Monday, November 15, 2010

Soapy results

The lavender soap that I added the blue dye to is in the back. It was peachy when we poured it into the molds, but has become a lovely purple color. I think it's close to the perfect color for lavender soap.

In the front is the Crisco soap. It didn't harden as much as the others, in fact it's still roughly the consistency of fudge. My online resources say that Crisco soap is a hard soap, so I may have screwed this one up somehow. My alternate plan for this soap is to redissolve it in hot water and make it into a liquid soap (like for soap dispensers and dish soap). I'm sure it'll be good for either that or as laundry detergent.

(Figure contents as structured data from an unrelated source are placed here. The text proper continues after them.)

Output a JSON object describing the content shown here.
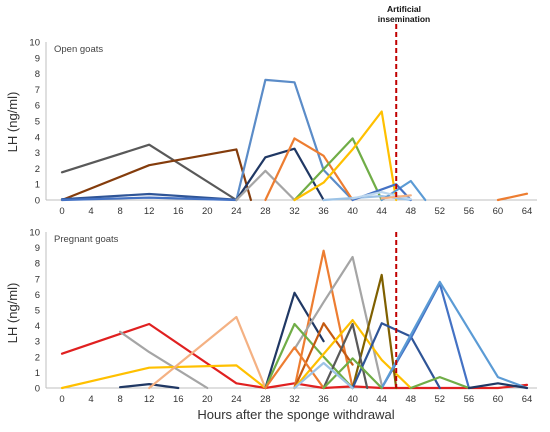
{
  "figure": {
    "xlabel": "Hours after the sponge withdrawal",
    "ylabel": "LH (ng/ml)",
    "annotation_line1": "Artificial",
    "annotation_line2": "insemination"
  },
  "chart_data": [
    {
      "type": "line",
      "title": "Open goats",
      "xlabel": "Hours after the sponge withdrawal",
      "ylabel": "LH (ng/ml)",
      "xlim": [
        0,
        64
      ],
      "ylim": [
        0,
        10
      ],
      "xticks": [
        0,
        4,
        8,
        12,
        16,
        20,
        24,
        28,
        32,
        36,
        40,
        44,
        48,
        52,
        56,
        60,
        64
      ],
      "yticks": [
        0,
        1,
        2,
        3,
        4,
        5,
        6,
        7,
        8,
        9,
        10
      ],
      "grid": false,
      "legend": "none",
      "reference_line": {
        "x": 46,
        "label": "Artificial insemination",
        "color": "#C00000",
        "style": "dashed"
      },
      "series": [
        {
          "color": "#595959",
          "x": [
            0,
            12,
            24
          ],
          "y": [
            1.75,
            3.5,
            0
          ]
        },
        {
          "color": "#843C0C",
          "x": [
            0,
            12,
            24,
            26
          ],
          "y": [
            0,
            2.2,
            3.2,
            0
          ]
        },
        {
          "color": "#2F5597",
          "x": [
            0,
            12,
            24
          ],
          "y": [
            0.05,
            0.38,
            0.02
          ]
        },
        {
          "color": "#4472C4",
          "x": [
            0,
            12,
            24
          ],
          "y": [
            0,
            0.15,
            0
          ]
        },
        {
          "color": "#5B8CC8",
          "x": [
            24,
            28,
            32,
            36,
            40
          ],
          "y": [
            0,
            7.6,
            7.45,
            1.9,
            0
          ]
        },
        {
          "color": "#203864",
          "x": [
            24,
            28,
            32,
            36
          ],
          "y": [
            0,
            2.7,
            3.25,
            0
          ]
        },
        {
          "color": "#A5A5A5",
          "x": [
            24,
            28,
            32
          ],
          "y": [
            0,
            1.85,
            0
          ]
        },
        {
          "color": "#ED7D31",
          "x": [
            28,
            32,
            36,
            40
          ],
          "y": [
            0,
            3.9,
            2.8,
            0
          ]
        },
        {
          "color": "#70AD47",
          "x": [
            32,
            40,
            44
          ],
          "y": [
            0,
            3.9,
            0
          ]
        },
        {
          "color": "#FFC000",
          "x": [
            32,
            36,
            40,
            44,
            46
          ],
          "y": [
            0,
            1.1,
            3.2,
            5.6,
            0
          ]
        },
        {
          "color": "#9DC3E6",
          "x": [
            36,
            44,
            48
          ],
          "y": [
            0,
            0.25,
            0
          ]
        },
        {
          "color": "#5B9BD5",
          "x": [
            44,
            48,
            50
          ],
          "y": [
            0,
            1.2,
            0
          ]
        },
        {
          "color": "#4472C4",
          "x": [
            40,
            46,
            48
          ],
          "y": [
            0,
            1.0,
            0
          ]
        },
        {
          "color": "#BDD7EE",
          "x": [
            40,
            44,
            48
          ],
          "y": [
            0.1,
            0.5,
            0.05
          ]
        },
        {
          "color": "#F4B183",
          "x": [
            44,
            48
          ],
          "y": [
            0.1,
            0.3
          ]
        },
        {
          "color": "#ED7D31",
          "x": [
            60,
            64
          ],
          "y": [
            0,
            0.4
          ]
        }
      ]
    },
    {
      "type": "line",
      "title": "Pregnant goats",
      "xlabel": "Hours after the sponge withdrawal",
      "ylabel": "LH (ng/ml)",
      "xlim": [
        0,
        64
      ],
      "ylim": [
        0,
        10
      ],
      "xticks": [
        0,
        4,
        8,
        12,
        16,
        20,
        24,
        28,
        32,
        36,
        40,
        44,
        48,
        52,
        56,
        60,
        64
      ],
      "yticks": [
        0,
        1,
        2,
        3,
        4,
        5,
        6,
        7,
        8,
        9,
        10
      ],
      "grid": false,
      "legend": "none",
      "reference_line": {
        "x": 46,
        "label": "Artificial insemination",
        "color": "#C00000",
        "style": "dashed"
      },
      "series": [
        {
          "color": "#E02020",
          "x": [
            0,
            12,
            24,
            28,
            32,
            36,
            40,
            44,
            48,
            52,
            56,
            60,
            64
          ],
          "y": [
            2.2,
            4.1,
            0.3,
            0,
            0.3,
            0,
            0.1,
            0,
            0,
            0,
            0,
            0,
            0.2
          ]
        },
        {
          "color": "#A5A5A5",
          "x": [
            8,
            12,
            20
          ],
          "y": [
            3.6,
            2.3,
            0
          ]
        },
        {
          "color": "#FFC000",
          "x": [
            0,
            12,
            24,
            28
          ],
          "y": [
            0,
            1.3,
            1.45,
            0
          ]
        },
        {
          "color": "#203864",
          "x": [
            8,
            12,
            16
          ],
          "y": [
            0.05,
            0.25,
            0
          ]
        },
        {
          "color": "#F4B183",
          "x": [
            12,
            24,
            28
          ],
          "y": [
            0,
            4.55,
            0
          ]
        },
        {
          "color": "#203864",
          "x": [
            28,
            32,
            36
          ],
          "y": [
            0,
            6.1,
            3.0
          ]
        },
        {
          "color": "#ED7D31",
          "x": [
            32,
            36,
            40
          ],
          "y": [
            0,
            8.8,
            0
          ]
        },
        {
          "color": "#A5A5A5",
          "x": [
            32,
            36,
            40,
            44
          ],
          "y": [
            2.5,
            5.5,
            8.4,
            0.2
          ]
        },
        {
          "color": "#70AD47",
          "x": [
            28,
            32,
            36,
            40
          ],
          "y": [
            0,
            4.1,
            2.0,
            0
          ]
        },
        {
          "color": "#C55A11",
          "x": [
            32,
            36,
            40
          ],
          "y": [
            0,
            4.15,
            1.5
          ]
        },
        {
          "color": "#FFC000",
          "x": [
            32,
            40,
            44,
            48
          ],
          "y": [
            0,
            4.35,
            1.8,
            0
          ]
        },
        {
          "color": "#7F6000",
          "x": [
            40,
            44,
            46
          ],
          "y": [
            0,
            7.25,
            0
          ]
        },
        {
          "color": "#595959",
          "x": [
            36,
            40,
            42
          ],
          "y": [
            0,
            4.1,
            0
          ]
        },
        {
          "color": "#2F5597",
          "x": [
            40,
            44,
            48,
            52
          ],
          "y": [
            0,
            4.15,
            3.3,
            0
          ]
        },
        {
          "color": "#4472C4",
          "x": [
            44,
            48,
            52,
            56
          ],
          "y": [
            0,
            3.2,
            6.7,
            0
          ]
        },
        {
          "color": "#5B9BD5",
          "x": [
            44,
            52,
            60,
            64
          ],
          "y": [
            0,
            6.8,
            0.7,
            0
          ]
        },
        {
          "color": "#70AD47",
          "x": [
            48,
            52,
            56
          ],
          "y": [
            0,
            0.7,
            0
          ]
        },
        {
          "color": "#1F3864",
          "x": [
            56,
            60,
            64
          ],
          "y": [
            0,
            0.3,
            0
          ]
        },
        {
          "color": "#ED7D31",
          "x": [
            28,
            32,
            36
          ],
          "y": [
            0,
            2.6,
            0
          ]
        },
        {
          "color": "#70AD47",
          "x": [
            36,
            40,
            44
          ],
          "y": [
            0,
            1.9,
            0
          ]
        },
        {
          "color": "#9DC3E6",
          "x": [
            32,
            36,
            40
          ],
          "y": [
            0,
            1.6,
            0
          ]
        }
      ]
    }
  ]
}
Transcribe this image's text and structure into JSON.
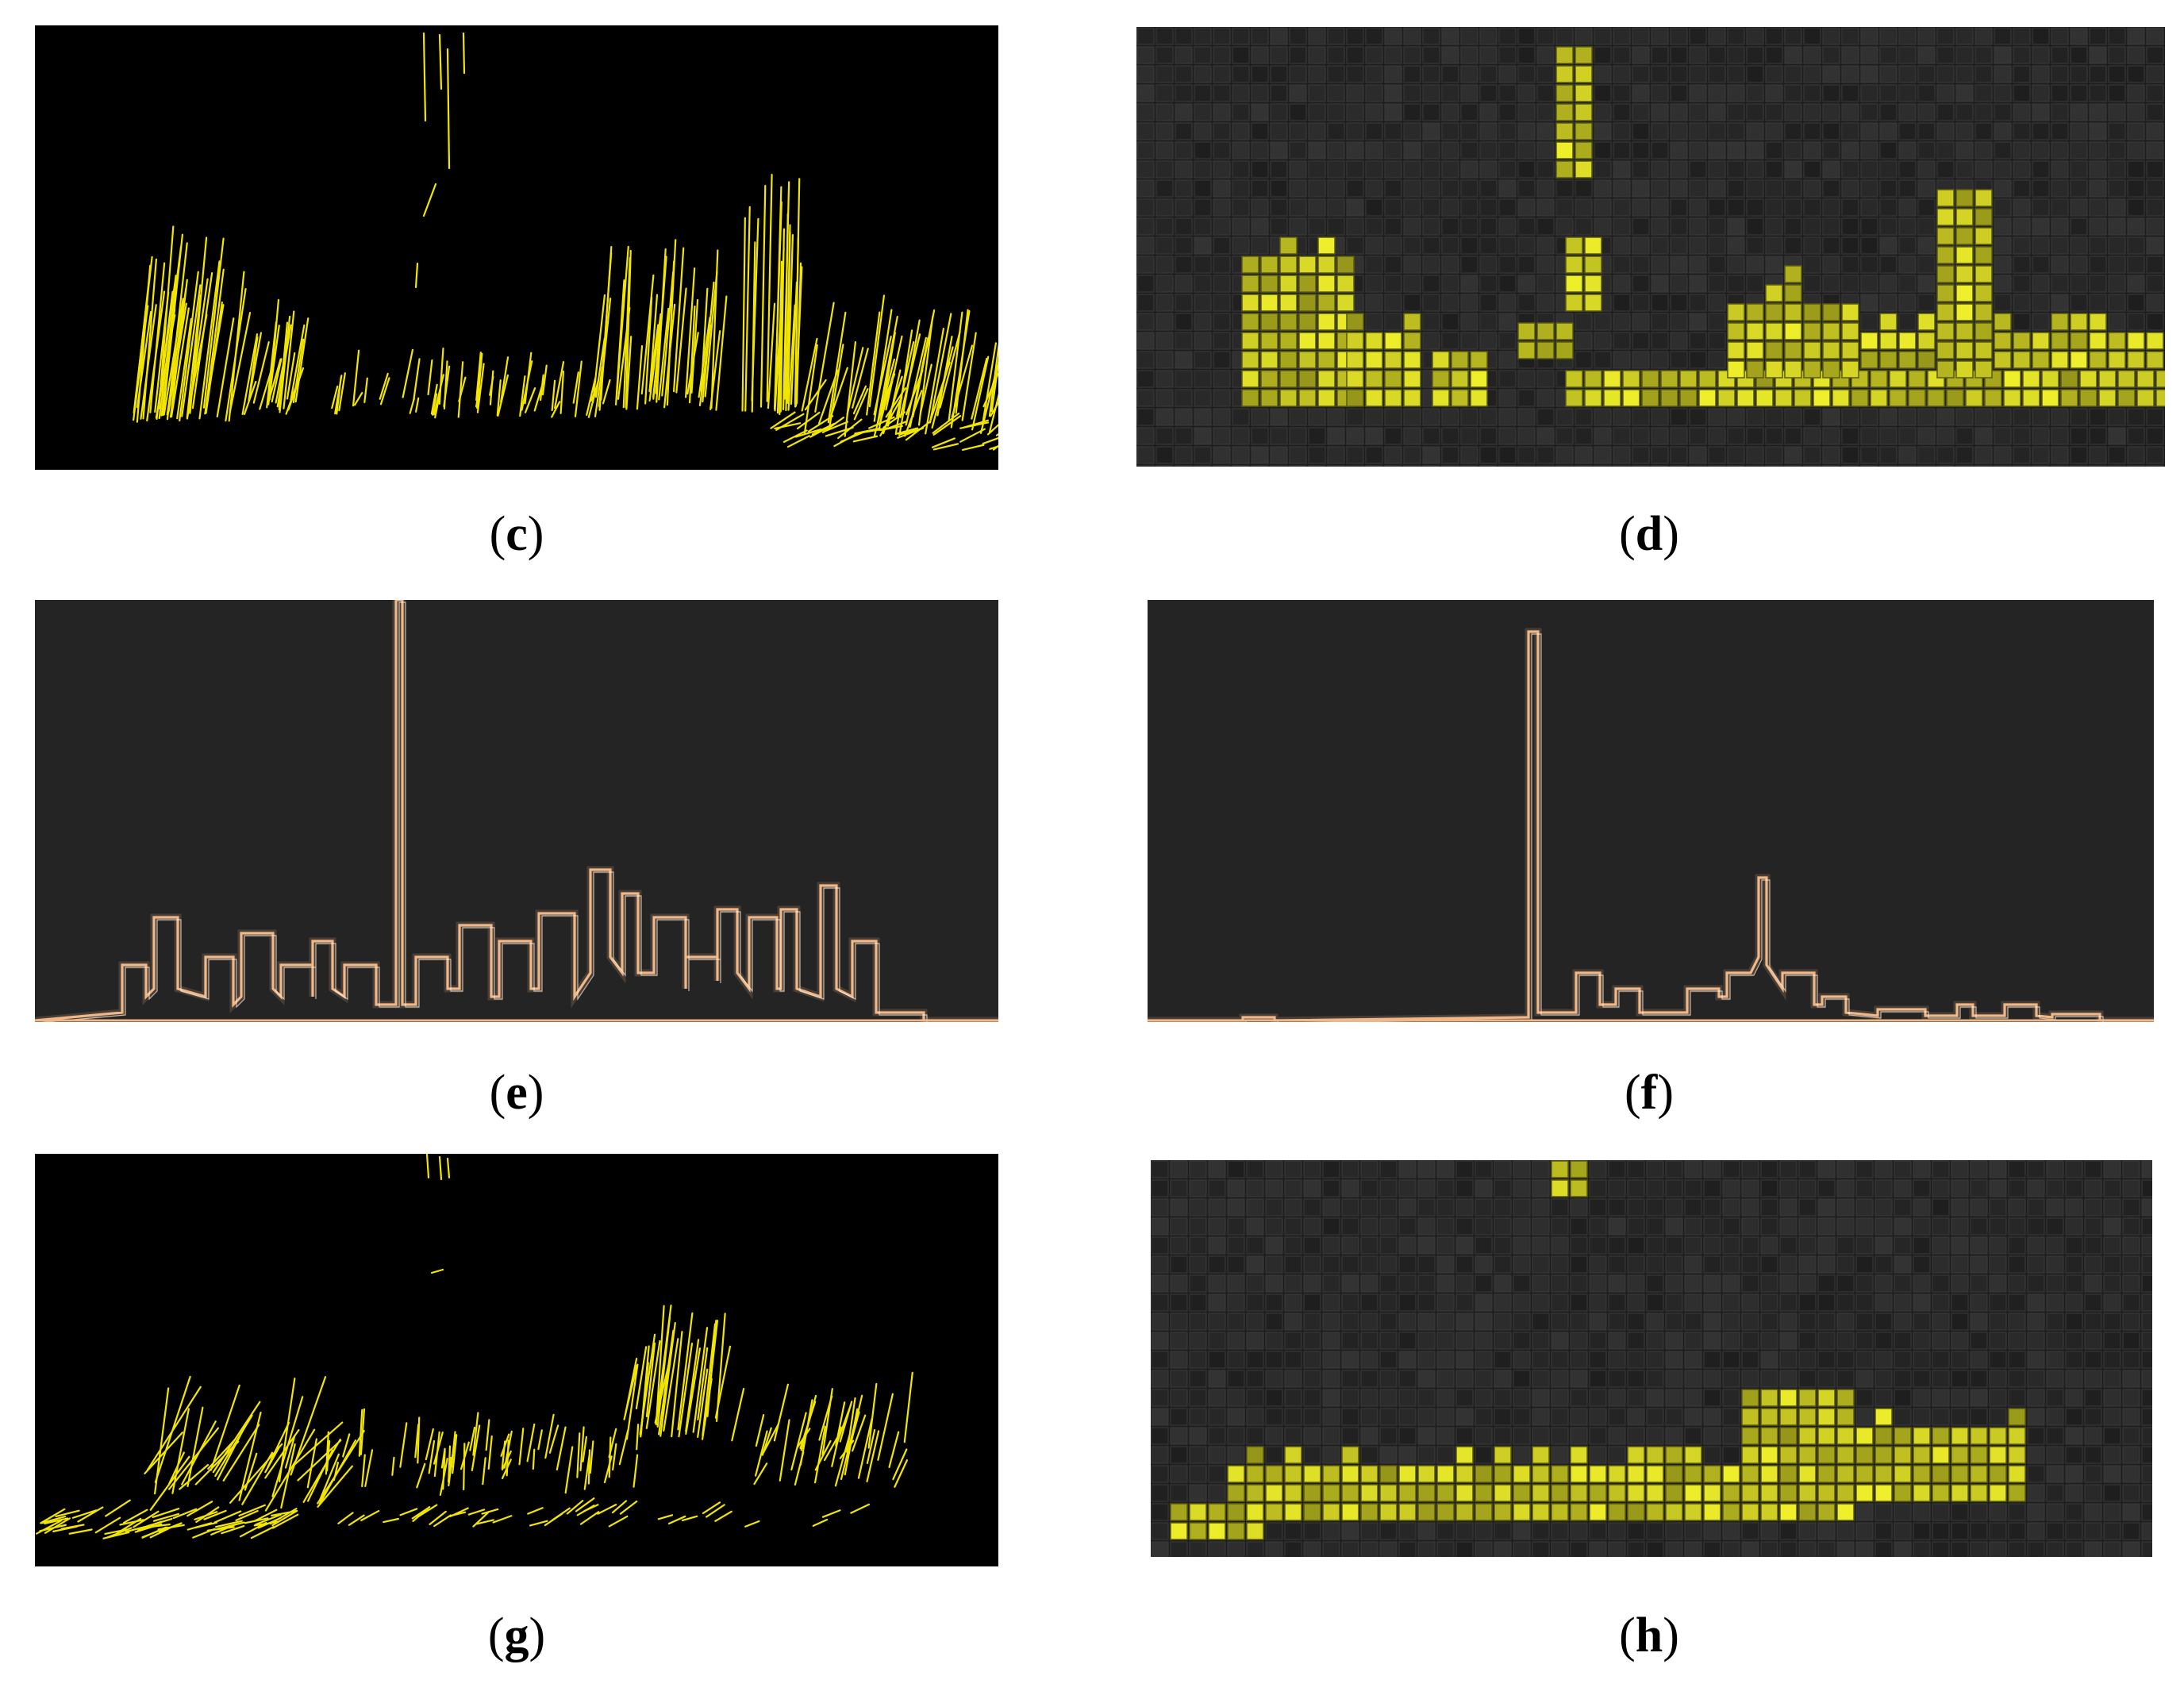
{
  "figure": {
    "panels": [
      {
        "id": "c",
        "label": "c",
        "kind": "point-cloud-lines",
        "background": "#000000",
        "accent": "#f2e600"
      },
      {
        "id": "d",
        "label": "d",
        "kind": "voxel-grid",
        "background": "#1e1e1e",
        "accent": "#c8c828"
      },
      {
        "id": "e",
        "label": "e",
        "kind": "contour-edges",
        "background": "#242424",
        "accent": "#f0b888"
      },
      {
        "id": "f",
        "label": "f",
        "kind": "contour-edges",
        "background": "#242424",
        "accent": "#f0b888"
      },
      {
        "id": "g",
        "label": "g",
        "kind": "point-cloud-lines",
        "background": "#000000",
        "accent": "#f2e600"
      },
      {
        "id": "h",
        "label": "h",
        "kind": "voxel-grid",
        "background": "#1e1e1e",
        "accent": "#c8c828"
      }
    ]
  }
}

Here's a closeup of the weirdly fudgelike Crisco soap. It might dry out still.. maybe..

This is the Tahitian Vanilla scented soap that's supposed to turn dark brown as it cures.

The shea butter soap looks lovely. It's a nice golden brown color with little flecks in it. I'm not sure about the pink spots, but they sort of generally blend in. This mold was somewhat poorly shaped for a soap mold, so we have blocks of soap that sort of look like brownies.

The white soap in the back is the peppermint castille soap. It looks pretty much like generic soap. TD cut these two soaps (and the lavender one). He did a much better job than I did - these actually look like bars of soap.

The bright pink one is the jasmine soap. I'm concerned that the color may transfer to skin when the soap is used. We'll find out in another couple weeks when the soap can be used. It has to cure for several weeks to complete the saponification process. If you use it too early, there's still lye left in it and it's really harsh (to the point of burning you if it's way too early).

I spent the morning designing a label to put on the bars so that they look a little more like gifts. If anyone has any idea on how to package soap so it looks nice as Christmas presents, let me know.


  1. I'd try plastic wrap with a sticker covering the bits that come together. That would give you something to use as a label and you could keep the soap from smelling up the joint in the mean time. I'm also envisioning some ribbon going around it and tied in a bow.

    Like the jam, but not. You could always use some of the fancy lame` (La-MAY) that you've used in the past for the jam lids.

  2. The lavendar turned out a beautiful color. The first batch I ever made used just Crisco for the oils. I had some soft batches of soap that I tried to make into liquid soap. Mine didn't work out very well. I think I put too much soap for the amount of water I had and it seemed to thicken even more as time went by. I say use it for laundry soap. I use 1 box of Borax, 1 box of Washing Soda, and 1-2 bars of my handmade soap grated up realy fine. I mix those together and store it all in a plastic gallon ice cream bucket. I use 2 tablespoons for each large load of laundry.